2 In this session, I will first summarise the core features of the PIL process and demonstrate how it marks a departure from the common-law understanding of the judicial process. After that I will present an overview of the circumstances that led to the introduction of this device which is clearly correlated to the “activist” turn of the higher Judiciary in India. The next component will be devoted to a survey of some prominent decisions given in PIL cases and to conclude I will reflect on some of the strategies adopted to streamline the institution of cases under this category.

3 Beginning with the first few instances in the late-1970s, the category of PIL has come to be associated with its own “people-friendly” procedure. The foremost change came in the form of the dilution of the requirement of “locus standi” for initiating proceedings. Since the intent was to ensure redressal to those who were otherwise too poor to move

the courts or were unaware of their legal entitlements, the court allowed actions to be brought on their behalf by social activists and lawyers.2 In numerous instances, the court took suo moto cognisance of matters involving the abuse of prisoners, bonded labourers and inmates of mental institutions, through letters addressed to sitting judges. This practice of initiating proceedings on the basis of letters has now been streamlined and has come to be described as “epistolary jurisdiction”.
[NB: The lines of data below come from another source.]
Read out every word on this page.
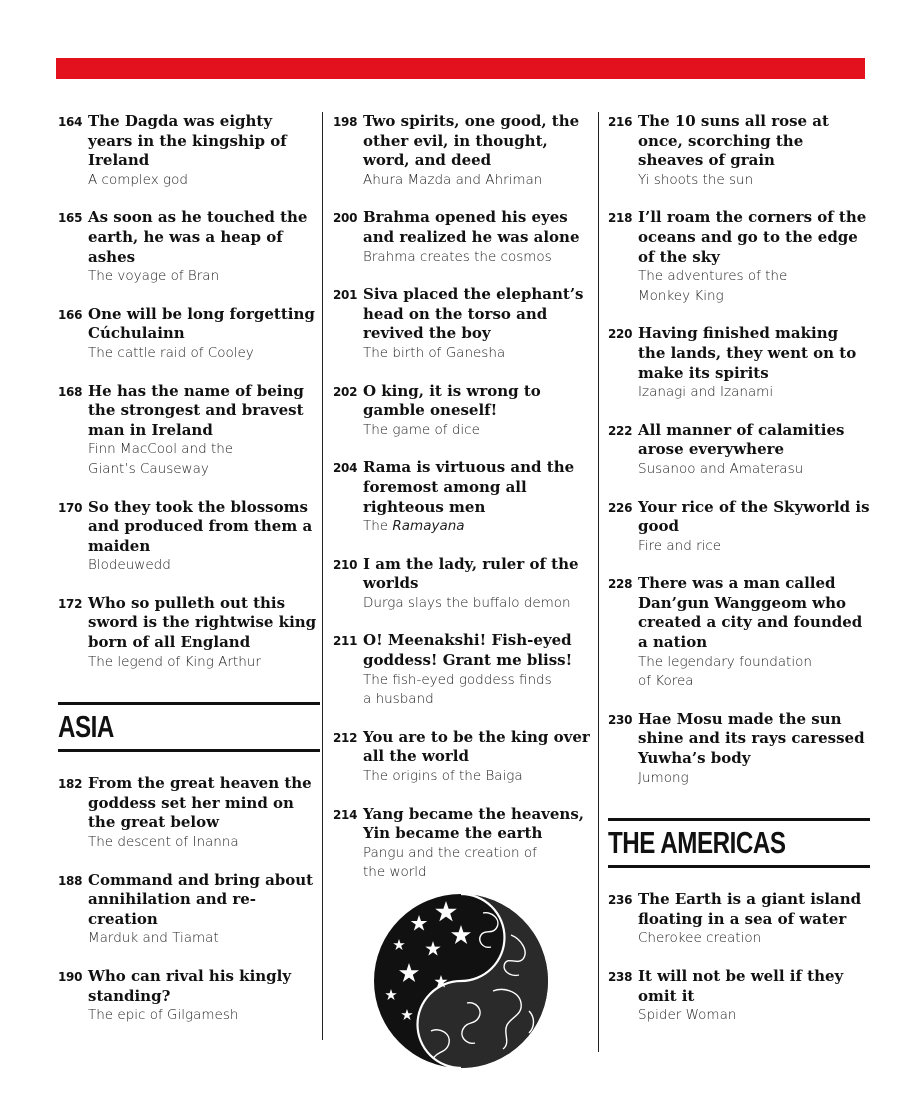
164 The Dagda was eighty years in the kingship of Ireland
A complex god
165 As soon as he touched the earth, he was a heap of ashes
The voyage of Bran
166 One will be long forgetting Cúchulainn
The cattle raid of Cooley
168 He has the name of being the strongest and bravest man in Ireland
Finn MacCool and the
Giant’s Causeway
170 So they took the blossoms and produced from them a maiden
Blodeuwedd
172 Who so pulleth out this sword is the rightwise king born of all England
The legend of King Arthur
ASIA
182 From the great heaven the goddess set her mind on the great below
The descent of Inanna
188 Command and bring about annihilation and re-creation
Marduk and Tiamat
190 Who can rival his kingly standing?
The epic of Gilgamesh
198 Two spirits, one good, the other evil, in thought, word, and deed
Ahura Mazda and Ahriman
200 Brahma opened his eyes and realized he was alone
Brahma creates the cosmos
201 Siva placed the elephant’s head on the torso and revived the boy
The birth of Ganesha
202 O king, it is wrong to gamble oneself!
The game of dice
204 Rama is virtuous and the foremost among all righteous men
The Ramayana
210 I am the lady, ruler of the worlds
Durga slays the buffalo demon
211 O! Meenakshi! Fish-eyed goddess! Grant me bliss!
The fish-eyed goddess finds
a husband
212 You are to be the king over all the world
The origins of the Baiga
214 Yang became the heavens, Yin became the earth
Pangu and the creation of
the world
216 The 10 suns all rose at once, scorching the sheaves of grain
Yi shoots the sun
218 I’ll roam the corners of the oceans and go to the edge of the sky
The adventures of the
Monkey King
220 Having finished making the lands, they went on to make its spirits
Izanagi and Izanami
222 All manner of calamities arose everywhere
Susanoo and Amaterasu
226 Your rice of the Skyworld is good
Fire and rice
228 There was a man called Dan’gun Wanggeom who created a city and founded a nation
The legendary foundation
of Korea
230 Hae Mosu made the sun shine and its rays caressed Yuwha’s body
Jumong
THE AMERICAS
236 The Earth is a giant island floating in a sea of water
Cherokee creation
238 It will not be well if they omit it
Spider Woman
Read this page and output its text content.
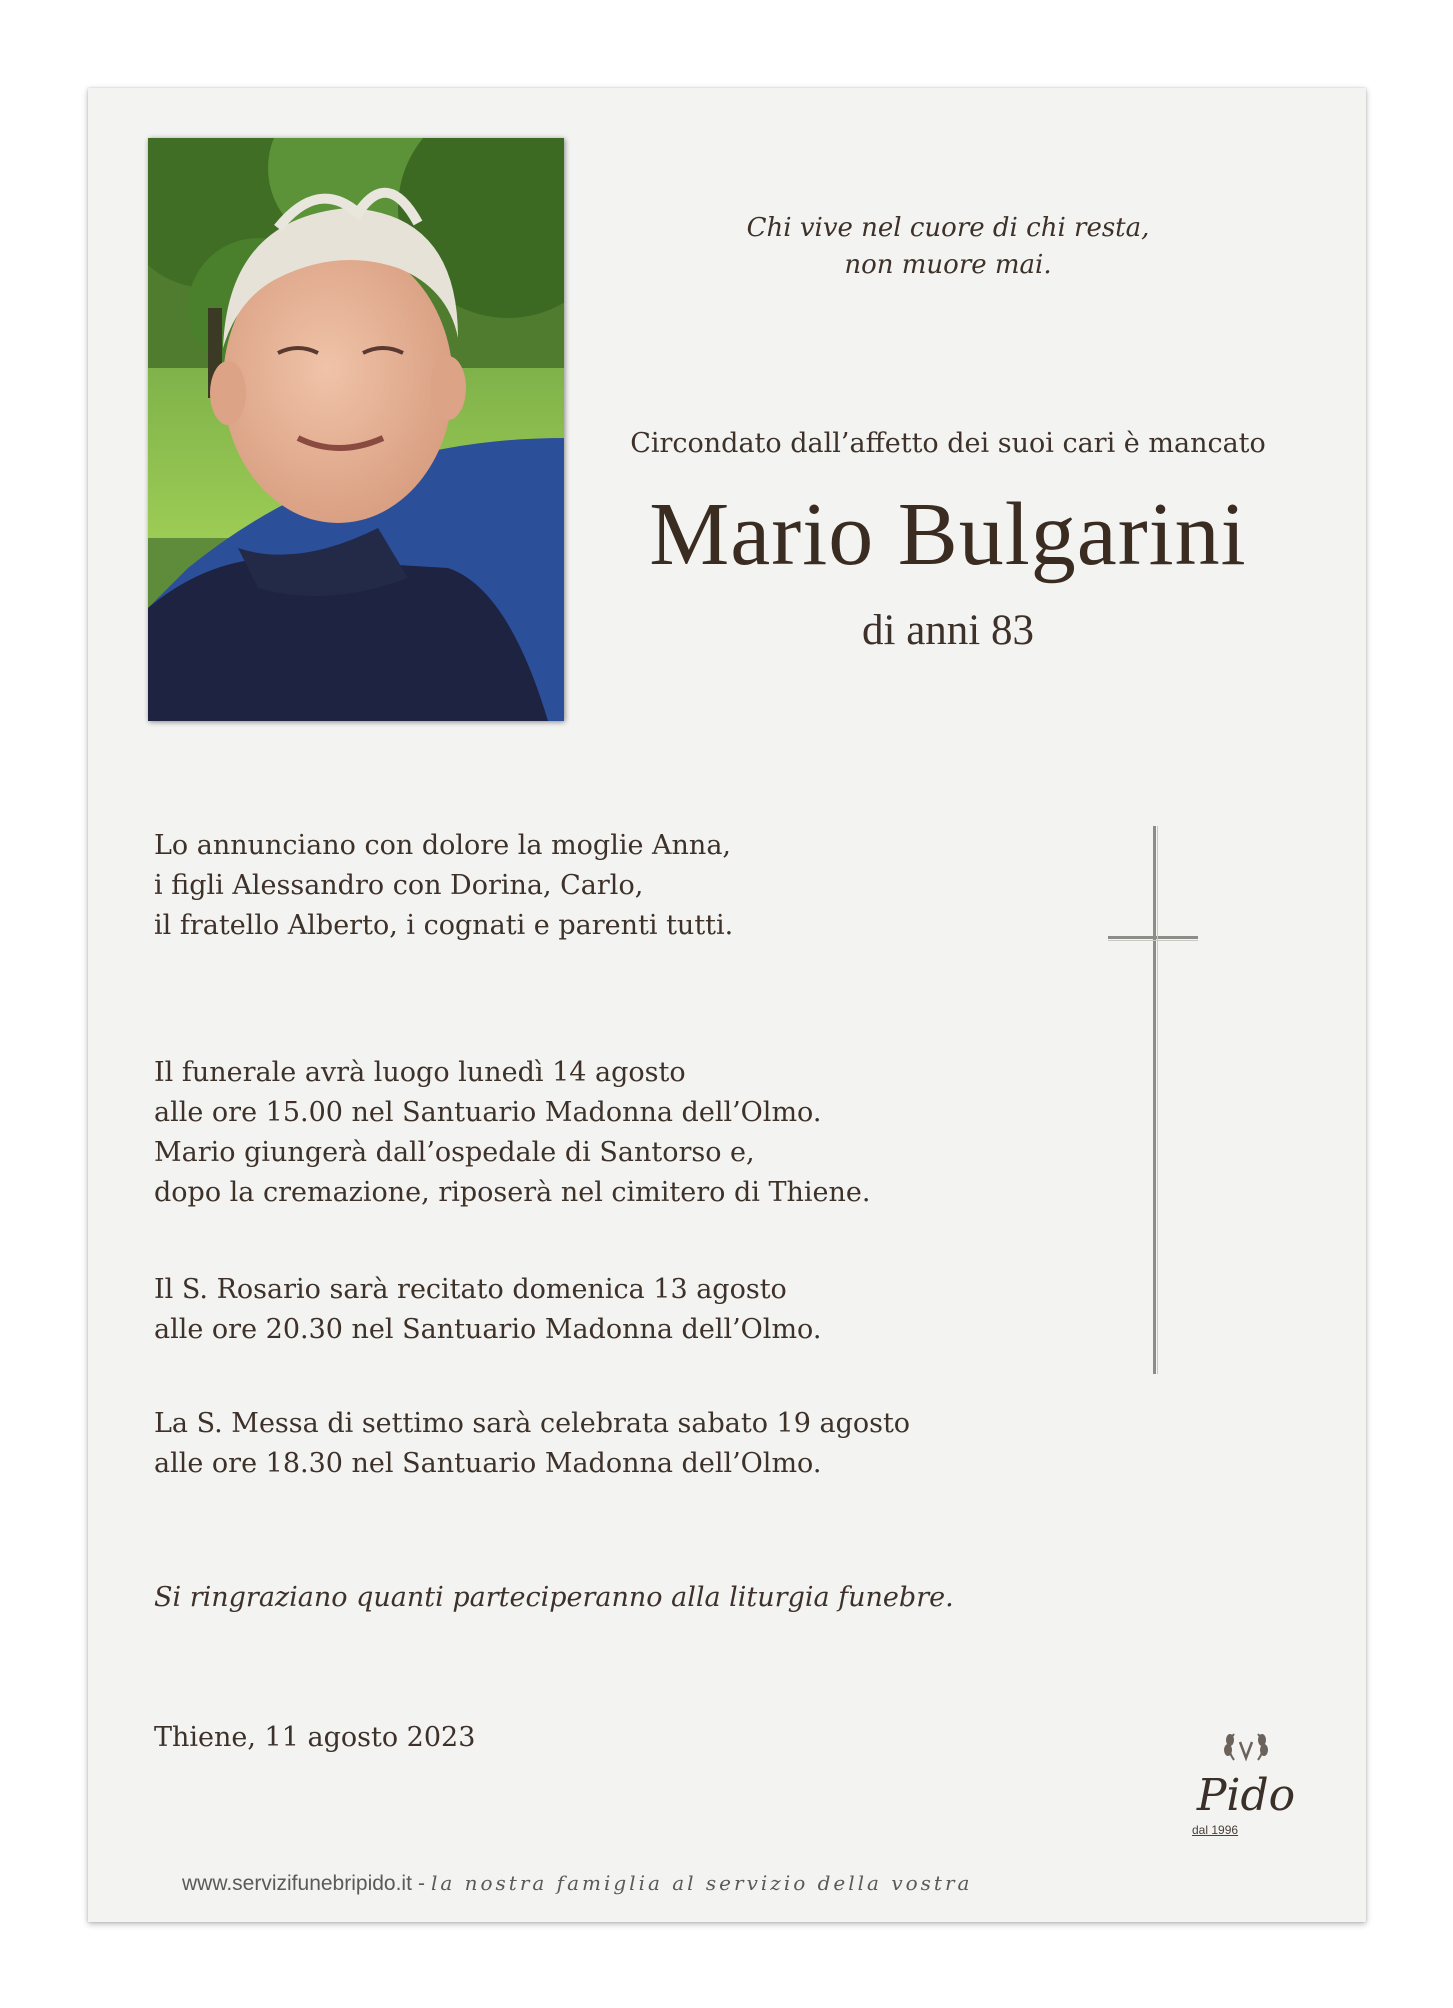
Chi vive nel cuore di chi resta,
non muore mai.
Circondato dall’affetto dei suoi cari è mancato
Mario Bulgarini
di anni 83
Lo annunciano con dolore la moglie Anna,
i figli Alessandro con Dorina, Carlo,
il fratello Alberto, i cognati e parenti tutti.
Il funerale avrà luogo lunedì 14 agosto
alle ore 15.00 nel Santuario Madonna dell’Olmo.
Mario giungerà dall’ospedale di Santorso e,
dopo la cremazione, riposerà nel cimitero di Thiene.
Il S. Rosario sarà recitato domenica 13 agosto
alle ore 20.30 nel Santuario Madonna dell’Olmo.
La S. Messa di settimo sarà celebrata sabato 19 agosto
alle ore 18.30 nel Santuario Madonna dell’Olmo.
Si ringraziano quanti parteciperanno alla liturgia funebre.
Thiene, 11 agosto 2023
Pido
dal 1996
www.servizifunebripido.it - la nostra famiglia al servizio della vostra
4 In PIL, the nature of proceedings itself does not exactly fit into the accepted common-law framework of adversarial litigation. The courtroom dynamics are substantially different from ordinary civil or criminal appeals. While an adversarial environment may prevail in cases where actions are brought to highlight administrative apathy or the Government’s condonation of abusive practices, in most public interest-related litigation, the judges take on a far more active role in terms of posing questions to the parties as well as exploring solutions. Especially in actions seeking directions for ensuring governmental accountability or environmental protection, the orientation of the proceedings is usually more akin to collective problem-solving rather than an acrimonious contest between the counsels. Since these matters are filed straightaway at the level of the Supreme Court or the High Court, the parties do not have a meaningful opportunity to present evidence on record before the start of the court proceeding. To overcome this problem, our courts have developed the practice of appointing “fact-finding commissions” on a case-by-case basis, which are deputed to inquire into the subject-matter of the case and report back to the court. These commissions usually consist of experts in the concerned fields or practising lawyers. In matters involving complex legal considerations, the courts also seek the services of senior counsel by appointing them as amicus curiae on a case-by-case basis.3

5 For purposes of constitutional competence, these actions are characterised as those coming under the writ jurisdiction of the Supreme Court of India under Art 32 of our Constitution and the various High Courts, under Art 226. The traditional extent of writ jurisdiction was of course a colonial inheritance from the British-era and the remedies that could be invoked were those of habeas corpus, quo warranto, mandamus, prohibition and certiorari. However, the Indian courts have pushed the boundaries of constitutional remedies by evolving the concept of a “continuing mandamus” which involves the

passing of regular directions and the monitoring of their implementation by executive agencies. In addition to designing remedies for ensuring that their orders are complied with, the courts have also resorted to private law remedies such as injunctions and “stay” orders in PIL matters. The Supreme Court of India has been able to shape appropriate remedies for a variety of situations on account of the wide discretionary powers for granting constitutional remedies that have been conferred on it as per the language of Art 32 of the Constitution. Furthermore, under Art 141 of the Constitution of India, the Supreme Court’s rulings are considered to be the “law of the land” and become binding precedents for all courts and tribunals in the country’s legal system. Hence, the Supreme Court’s decisions in PIL matters have progressively shaped a unique jurisprudence that gives due weightage to the interests of the underprivileged and backward sections in society. A significant consequence of this is that creative remedies designed for particular fact-situations come to be widely reported and are referred to by courts all over the country. In this way, the rulings given in PIL cases create an active judicial dialogue within the whole legal system.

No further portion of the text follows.